Personal information
- Full name: Craig Piers Crowe
- Born: 18 November 1979 (age 46) Leicester, Leicestershire, England
- Batting: Right-handed
- Bowling: Right-arm medium
- Relations: Carl Crowe (brother)

Domestic team information
- 2007–2010: Berkshire
- 2000–2002: Leicestershire Cricket Board

Career statistics
| Competition | LA |
| Matches | 4 |
| Runs scored | 79 |
| Batting average | 19.75 |
| 100s/50s | –/– |
| Top score | 35 |
| Balls bowled | 12 |
| Wickets | – |
| Bowling average | – |
| 5 wickets in innings | – |
| 10 wickets in match | – |
| Best bowling | – |
| Catches/stumpings | 1/– |
- Source: Cricinfo, 30 September 2010

= Craig Crowe =

English cricketer (born 1979)

Craig Piers Crowe (born 18 November 1979) is an English cricketer. Crowe is a right-handed batsman who bowled right-arm medium pace. He was born at Leicester, Leicestershire.

Crowe made his List-A debut for the Leicestershire Cricket Board against Durham Cricket Board in the 2000 NatWest Trophy. From 2000 to 2002, he represented the Board in 4 List-A matches, the last of which came against the Kent Cricket Board in the 2nd round of the 2003 Cheltenham & Gloucester Trophy which was played in 2002. In his 4 List-A matches, he scored 79 runs at a batting average of 19.75, with a high score of 35.

In 2007, Crowe made his debut for Berkshire in the 2007 Minor Counties Championship against Wales Minor Counties. From 2007 to present, he has represented the county in 19 Minor Counties Championships matches. He has also represented Berkshire in 13 MCCA Knockout Trophy matches from 2007 to present.

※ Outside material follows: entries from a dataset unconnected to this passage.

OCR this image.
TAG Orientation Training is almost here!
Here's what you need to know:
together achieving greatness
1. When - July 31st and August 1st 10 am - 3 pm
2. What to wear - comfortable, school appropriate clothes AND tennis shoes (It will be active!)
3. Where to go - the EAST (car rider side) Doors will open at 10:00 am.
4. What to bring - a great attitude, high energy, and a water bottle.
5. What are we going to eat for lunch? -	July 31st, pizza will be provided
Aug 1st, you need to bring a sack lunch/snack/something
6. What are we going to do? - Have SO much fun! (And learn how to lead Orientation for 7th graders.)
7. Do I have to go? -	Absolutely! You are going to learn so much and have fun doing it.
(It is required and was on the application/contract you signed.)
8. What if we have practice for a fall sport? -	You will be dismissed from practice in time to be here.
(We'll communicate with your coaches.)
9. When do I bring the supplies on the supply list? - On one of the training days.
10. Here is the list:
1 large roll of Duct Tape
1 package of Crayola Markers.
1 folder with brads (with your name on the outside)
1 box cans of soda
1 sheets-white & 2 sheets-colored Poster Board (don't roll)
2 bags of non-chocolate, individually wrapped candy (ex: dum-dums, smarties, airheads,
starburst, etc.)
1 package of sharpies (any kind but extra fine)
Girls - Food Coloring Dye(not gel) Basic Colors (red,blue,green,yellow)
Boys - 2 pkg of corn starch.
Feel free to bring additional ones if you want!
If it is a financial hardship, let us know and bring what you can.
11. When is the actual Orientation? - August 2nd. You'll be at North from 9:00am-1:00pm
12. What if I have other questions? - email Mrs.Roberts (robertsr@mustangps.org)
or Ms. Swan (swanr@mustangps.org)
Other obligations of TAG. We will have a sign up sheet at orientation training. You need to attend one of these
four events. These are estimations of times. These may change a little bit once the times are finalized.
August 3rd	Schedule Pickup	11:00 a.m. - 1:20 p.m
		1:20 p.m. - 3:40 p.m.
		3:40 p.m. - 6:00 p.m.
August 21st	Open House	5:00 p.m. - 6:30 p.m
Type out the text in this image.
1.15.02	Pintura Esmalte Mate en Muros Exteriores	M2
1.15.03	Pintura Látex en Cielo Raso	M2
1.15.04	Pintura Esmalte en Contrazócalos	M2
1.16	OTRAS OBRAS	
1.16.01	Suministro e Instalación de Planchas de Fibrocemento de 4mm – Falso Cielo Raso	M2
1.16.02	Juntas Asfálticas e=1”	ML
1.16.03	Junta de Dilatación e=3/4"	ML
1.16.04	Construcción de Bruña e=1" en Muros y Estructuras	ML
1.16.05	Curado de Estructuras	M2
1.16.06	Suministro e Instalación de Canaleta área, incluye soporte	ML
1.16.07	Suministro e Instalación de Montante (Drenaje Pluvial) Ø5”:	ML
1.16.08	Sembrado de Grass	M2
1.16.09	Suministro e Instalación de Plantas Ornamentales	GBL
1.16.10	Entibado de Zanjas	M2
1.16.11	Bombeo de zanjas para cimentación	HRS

Crowe has also played Second XI cricket for the Leicestershire Second XI, Somerset Second XI, Derbyshire Second XI, Sussex Second XI, Nottinghamshire Second XI and the Worcestershire Second XI.

==Family==
His brother Carl has played first-class cricket for Leicestershire and has also represented Berkshire in Minor Counties and List-A cricket.